Bessere Bezahlung für alle gibt es auch nur dann, wenn wir ALLE dafür einstehen. Thema Gewerkschaft, allgemeinverbindlicher Tarifvertrag, um nur mal 2 Dinge zu nennen.

Ach, Thema Gewerkschaft, mich wundert es, dass die Gewerkschaft Transport und Logistik, alias Kraftfahrergewerkschaft am Mittwoch gar nicht dabei ist… Dabei sind die doch so stark, angeblich… Scheinbar dann doch nicht. Was mich auch wundert, warum vom BDBK kein Vertreter dort zugegen ist… Mal beim Vorstand nachfragen…

  1. Lothar Neff Lothar Neff

    Hallo Christian,
    die Meinungen gehen hier mit Sicherheit weit auseinander,der überwiegende Teil der Fahrer macht grundsätzlich alles am Lohn fest,ein weiterer Teil an den sozialen Bedingungen in Bezug auf Freizeit usw..
    Ich fahre nun auch schon seit 40 Jahren und gehe in 2 Jahren in Rente. Das es auch den Frachtunternehmen bekannt sein sollte das Menschen eben mal altern und irgendwann in Rente gehen sehen diese wohl nur als Momentaufnahme und beachteten dies absolut nicht.
    Hätte man frühzeitig darauf reagiert und entsprechend die Weichen gestellt,wäre diese Misere sicherlich nicht so extrem wie sie ist. Das die Fahrer das Image sicherlich nicht aufgewertet haben mit Ihrer Kleidung und teilweise ungepflegten Auftreten steht hier außer Frage.

    Du kannst Dich sicherlich noch daran erinnern wie oft und intensiv wir schon vor 15 Jahren darauf hingewiesen haben was auf das Speditionsgewerbe zukommt,aber keiner wollte es wissen und hat uns ignoriert. Ich bin absolut der Meinung das das Transportgewerbe selbst schuld ist,wer die Zeit verschläft muss eben mit den Folgen leben.

    Nun,den Staat muss men hier auch in die Pflicht nehmen,denn wie lange brauchten die bis endlich mal ein Mindestlohn kam.

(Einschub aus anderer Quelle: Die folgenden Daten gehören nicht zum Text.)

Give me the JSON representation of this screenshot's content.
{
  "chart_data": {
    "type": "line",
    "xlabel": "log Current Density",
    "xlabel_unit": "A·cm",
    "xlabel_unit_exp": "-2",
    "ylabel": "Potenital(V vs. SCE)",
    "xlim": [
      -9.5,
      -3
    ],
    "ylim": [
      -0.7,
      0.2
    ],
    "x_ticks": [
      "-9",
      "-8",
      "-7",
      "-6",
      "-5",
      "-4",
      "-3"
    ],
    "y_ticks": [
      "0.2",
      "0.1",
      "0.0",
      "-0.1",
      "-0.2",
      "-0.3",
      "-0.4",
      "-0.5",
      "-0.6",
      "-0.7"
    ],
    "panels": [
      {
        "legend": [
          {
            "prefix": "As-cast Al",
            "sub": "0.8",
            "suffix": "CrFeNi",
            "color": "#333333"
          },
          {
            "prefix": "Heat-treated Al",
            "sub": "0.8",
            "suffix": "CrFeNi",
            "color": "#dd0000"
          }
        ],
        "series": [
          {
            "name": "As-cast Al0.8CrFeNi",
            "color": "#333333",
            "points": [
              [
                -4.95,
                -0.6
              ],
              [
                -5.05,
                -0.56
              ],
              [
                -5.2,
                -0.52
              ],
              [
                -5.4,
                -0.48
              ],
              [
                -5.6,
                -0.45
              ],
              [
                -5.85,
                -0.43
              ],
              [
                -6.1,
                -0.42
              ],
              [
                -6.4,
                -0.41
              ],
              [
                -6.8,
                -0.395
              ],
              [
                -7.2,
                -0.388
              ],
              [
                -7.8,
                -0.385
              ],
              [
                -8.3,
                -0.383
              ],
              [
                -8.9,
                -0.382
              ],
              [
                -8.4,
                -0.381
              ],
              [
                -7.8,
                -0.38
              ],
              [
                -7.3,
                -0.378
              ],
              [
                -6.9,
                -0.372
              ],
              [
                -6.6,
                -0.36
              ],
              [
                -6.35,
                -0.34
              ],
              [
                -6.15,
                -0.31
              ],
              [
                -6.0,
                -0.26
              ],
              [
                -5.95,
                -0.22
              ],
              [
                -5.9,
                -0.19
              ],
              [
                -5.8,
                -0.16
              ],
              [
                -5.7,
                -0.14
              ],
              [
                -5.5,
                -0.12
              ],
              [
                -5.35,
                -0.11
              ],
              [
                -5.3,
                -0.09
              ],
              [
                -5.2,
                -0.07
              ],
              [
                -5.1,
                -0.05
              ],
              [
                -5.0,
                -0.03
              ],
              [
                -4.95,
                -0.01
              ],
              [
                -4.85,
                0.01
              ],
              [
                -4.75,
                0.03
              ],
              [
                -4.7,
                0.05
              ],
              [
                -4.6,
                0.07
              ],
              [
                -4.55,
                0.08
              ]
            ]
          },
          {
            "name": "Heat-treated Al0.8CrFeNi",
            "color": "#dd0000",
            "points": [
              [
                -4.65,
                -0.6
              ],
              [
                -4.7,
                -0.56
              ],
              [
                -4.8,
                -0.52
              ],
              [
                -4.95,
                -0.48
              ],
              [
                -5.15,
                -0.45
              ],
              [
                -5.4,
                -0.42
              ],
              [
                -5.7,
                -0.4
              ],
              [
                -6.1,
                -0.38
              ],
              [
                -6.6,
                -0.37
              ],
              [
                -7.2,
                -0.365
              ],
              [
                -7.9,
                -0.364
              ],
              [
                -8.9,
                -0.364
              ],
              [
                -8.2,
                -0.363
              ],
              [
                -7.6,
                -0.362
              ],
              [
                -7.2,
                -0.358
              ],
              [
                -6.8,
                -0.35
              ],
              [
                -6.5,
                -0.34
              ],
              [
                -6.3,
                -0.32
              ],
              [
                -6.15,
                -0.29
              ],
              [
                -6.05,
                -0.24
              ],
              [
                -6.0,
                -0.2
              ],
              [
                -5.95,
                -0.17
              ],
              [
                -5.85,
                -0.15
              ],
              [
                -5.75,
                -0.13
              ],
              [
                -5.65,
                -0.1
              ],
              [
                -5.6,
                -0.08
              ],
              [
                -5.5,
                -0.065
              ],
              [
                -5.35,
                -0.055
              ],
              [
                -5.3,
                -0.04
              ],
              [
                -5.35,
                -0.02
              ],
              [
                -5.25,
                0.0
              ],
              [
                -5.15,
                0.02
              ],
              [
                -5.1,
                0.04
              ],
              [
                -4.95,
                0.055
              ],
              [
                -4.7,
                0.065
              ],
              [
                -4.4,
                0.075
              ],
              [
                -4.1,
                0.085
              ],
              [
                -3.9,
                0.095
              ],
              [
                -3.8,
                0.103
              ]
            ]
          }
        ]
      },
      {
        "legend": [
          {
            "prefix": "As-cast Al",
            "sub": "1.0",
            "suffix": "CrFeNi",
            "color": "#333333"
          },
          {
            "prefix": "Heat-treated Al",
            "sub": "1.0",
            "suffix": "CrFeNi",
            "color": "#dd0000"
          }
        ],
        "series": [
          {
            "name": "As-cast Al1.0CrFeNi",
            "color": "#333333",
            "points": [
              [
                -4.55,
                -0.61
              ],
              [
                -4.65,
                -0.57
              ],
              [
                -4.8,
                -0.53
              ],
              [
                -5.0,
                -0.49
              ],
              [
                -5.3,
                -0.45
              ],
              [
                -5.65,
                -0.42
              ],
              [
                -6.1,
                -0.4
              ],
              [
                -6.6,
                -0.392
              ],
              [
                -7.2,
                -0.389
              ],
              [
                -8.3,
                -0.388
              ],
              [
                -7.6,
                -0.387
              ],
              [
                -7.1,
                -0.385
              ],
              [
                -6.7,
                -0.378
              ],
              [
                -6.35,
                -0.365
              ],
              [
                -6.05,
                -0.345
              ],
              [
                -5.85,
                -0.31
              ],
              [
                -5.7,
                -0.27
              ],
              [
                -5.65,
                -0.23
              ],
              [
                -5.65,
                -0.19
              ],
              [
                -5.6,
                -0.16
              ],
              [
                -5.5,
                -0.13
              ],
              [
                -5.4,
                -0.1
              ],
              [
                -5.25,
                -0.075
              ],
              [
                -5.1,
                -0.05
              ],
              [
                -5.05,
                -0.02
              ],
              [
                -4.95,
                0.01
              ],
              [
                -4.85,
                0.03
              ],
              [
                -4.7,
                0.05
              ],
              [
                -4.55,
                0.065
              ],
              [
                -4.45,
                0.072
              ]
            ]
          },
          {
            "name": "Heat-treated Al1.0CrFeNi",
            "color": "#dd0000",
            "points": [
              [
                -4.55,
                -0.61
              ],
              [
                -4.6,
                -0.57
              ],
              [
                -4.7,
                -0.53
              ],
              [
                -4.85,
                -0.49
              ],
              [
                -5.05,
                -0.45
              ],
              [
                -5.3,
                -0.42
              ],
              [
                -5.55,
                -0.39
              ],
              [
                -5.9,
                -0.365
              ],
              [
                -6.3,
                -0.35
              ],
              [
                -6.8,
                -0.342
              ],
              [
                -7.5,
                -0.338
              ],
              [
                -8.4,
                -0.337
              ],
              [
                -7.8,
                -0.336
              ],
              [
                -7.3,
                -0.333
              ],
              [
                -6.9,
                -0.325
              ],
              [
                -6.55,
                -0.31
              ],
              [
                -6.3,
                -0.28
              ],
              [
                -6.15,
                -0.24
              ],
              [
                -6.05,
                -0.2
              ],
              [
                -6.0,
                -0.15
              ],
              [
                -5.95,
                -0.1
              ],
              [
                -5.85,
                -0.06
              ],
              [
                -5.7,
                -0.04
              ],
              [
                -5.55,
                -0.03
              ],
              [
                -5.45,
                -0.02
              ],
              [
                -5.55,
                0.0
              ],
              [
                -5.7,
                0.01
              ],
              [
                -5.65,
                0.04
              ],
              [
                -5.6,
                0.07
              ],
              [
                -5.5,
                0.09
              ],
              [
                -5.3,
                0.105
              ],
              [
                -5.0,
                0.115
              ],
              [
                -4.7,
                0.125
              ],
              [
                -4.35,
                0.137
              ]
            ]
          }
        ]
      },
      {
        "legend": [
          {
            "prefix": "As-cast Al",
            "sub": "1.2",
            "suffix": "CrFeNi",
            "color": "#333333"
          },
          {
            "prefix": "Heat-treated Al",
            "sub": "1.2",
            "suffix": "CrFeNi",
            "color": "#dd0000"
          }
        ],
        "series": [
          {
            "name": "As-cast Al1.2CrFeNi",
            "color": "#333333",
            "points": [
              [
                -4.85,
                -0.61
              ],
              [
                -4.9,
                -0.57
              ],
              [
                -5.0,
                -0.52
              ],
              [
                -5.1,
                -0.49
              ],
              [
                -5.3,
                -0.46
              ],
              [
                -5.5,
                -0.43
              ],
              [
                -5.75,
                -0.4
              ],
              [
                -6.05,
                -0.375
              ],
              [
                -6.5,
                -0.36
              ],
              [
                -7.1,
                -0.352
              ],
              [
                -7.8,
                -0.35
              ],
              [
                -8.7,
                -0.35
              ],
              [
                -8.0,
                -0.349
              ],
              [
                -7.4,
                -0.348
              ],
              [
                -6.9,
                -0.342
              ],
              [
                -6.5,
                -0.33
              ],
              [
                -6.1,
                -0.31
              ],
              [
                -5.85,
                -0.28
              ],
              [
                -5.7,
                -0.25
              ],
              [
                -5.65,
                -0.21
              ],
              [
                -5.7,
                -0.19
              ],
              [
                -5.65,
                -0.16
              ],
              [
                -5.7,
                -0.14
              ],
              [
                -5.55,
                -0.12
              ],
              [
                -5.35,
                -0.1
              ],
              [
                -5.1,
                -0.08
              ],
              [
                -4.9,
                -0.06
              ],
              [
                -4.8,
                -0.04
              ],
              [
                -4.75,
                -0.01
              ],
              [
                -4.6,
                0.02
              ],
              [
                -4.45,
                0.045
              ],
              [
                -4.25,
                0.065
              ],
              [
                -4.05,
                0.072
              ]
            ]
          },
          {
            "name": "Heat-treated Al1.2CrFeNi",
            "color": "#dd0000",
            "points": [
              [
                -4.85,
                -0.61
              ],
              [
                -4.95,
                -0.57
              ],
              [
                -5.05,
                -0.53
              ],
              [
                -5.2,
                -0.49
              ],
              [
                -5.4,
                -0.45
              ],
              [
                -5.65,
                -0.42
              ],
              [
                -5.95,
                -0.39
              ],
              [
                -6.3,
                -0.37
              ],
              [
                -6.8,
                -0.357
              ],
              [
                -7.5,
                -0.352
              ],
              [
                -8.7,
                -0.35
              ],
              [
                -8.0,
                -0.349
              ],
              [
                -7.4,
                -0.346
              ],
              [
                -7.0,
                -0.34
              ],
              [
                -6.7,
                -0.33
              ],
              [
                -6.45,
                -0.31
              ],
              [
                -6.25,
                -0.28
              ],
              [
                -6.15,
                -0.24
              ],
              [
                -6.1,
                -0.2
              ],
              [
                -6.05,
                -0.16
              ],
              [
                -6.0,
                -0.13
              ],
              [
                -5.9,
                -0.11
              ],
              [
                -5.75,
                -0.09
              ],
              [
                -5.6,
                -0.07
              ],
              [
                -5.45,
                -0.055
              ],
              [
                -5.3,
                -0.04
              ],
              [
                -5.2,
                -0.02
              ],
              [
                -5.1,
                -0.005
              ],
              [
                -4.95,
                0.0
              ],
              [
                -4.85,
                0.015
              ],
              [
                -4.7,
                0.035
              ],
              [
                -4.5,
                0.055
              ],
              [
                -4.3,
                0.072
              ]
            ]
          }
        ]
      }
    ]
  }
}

Das ein Mindestlohn sehr wichtig ist hat sich schon gezeigt,denn wer im
    Dienstleistungsbereich tätig ist wurde stets und ist teils noch unterbezahlt.
    Der aktuelle Mindestlohn ist noch zu niedrig,man darf gar nicht daran denken was bei solch einem Lohn einmal als Rente heraus kommt.

    Es gab mal schöne Zeiten als der LKW noch kein rollendes Lager war,man verdiente eigentlich gut und hatte deutlich weniger Stress ( es war eben auch weniger Verkehr auf den Straßen).
    Im internationalen Verkehr hatte man auch seine Ruhe,bis die Handy`s ins fahrerleben Einzug nahmen,und als die Grenzen aufgingen war es vorbei mit der Ruhe.Stress mit der Dispo war vorprogrammiert.

    Schlußendlich ist meine Meinung diese,das das Transportgewerbe zum größten Teil selbst schuld ist,denn diese hätten es in der Hand gehabt den Fahrerjob so weit angenehmer zu gestalten, das sich auch genügend Junge Menschen für diesen Beruf entscheiden hätten können.

    Von der Politik erwarte ich gleich gar nichts,denn zeige mir mal einen Politiker der seinen Job gut macht ohne noch irgendwelche unfähige Berater für Unsummen an der Seite zu haben.
    Hier wechseln Minister vom einen Resort ins andere ohne nur etwas Ahnung von der Materie zu besitzen,und wir füllen diesen auch noch die Taschen.

    Nun ja,bin leider noch etwas vom Thema abgekommen,aber grundsätzlich gehört doch alles zusammen. Leider wurde von allen alles verschlafen.

    Mir könnte es eigentlich nun mit dem Blick auf die Rente egal sein,aber es stimmt mich traurig die Situation so sehen zu müssen.

    So, nun reicht es,habe Deine Seite genug voll gespamt,mach weiter so und bis bald.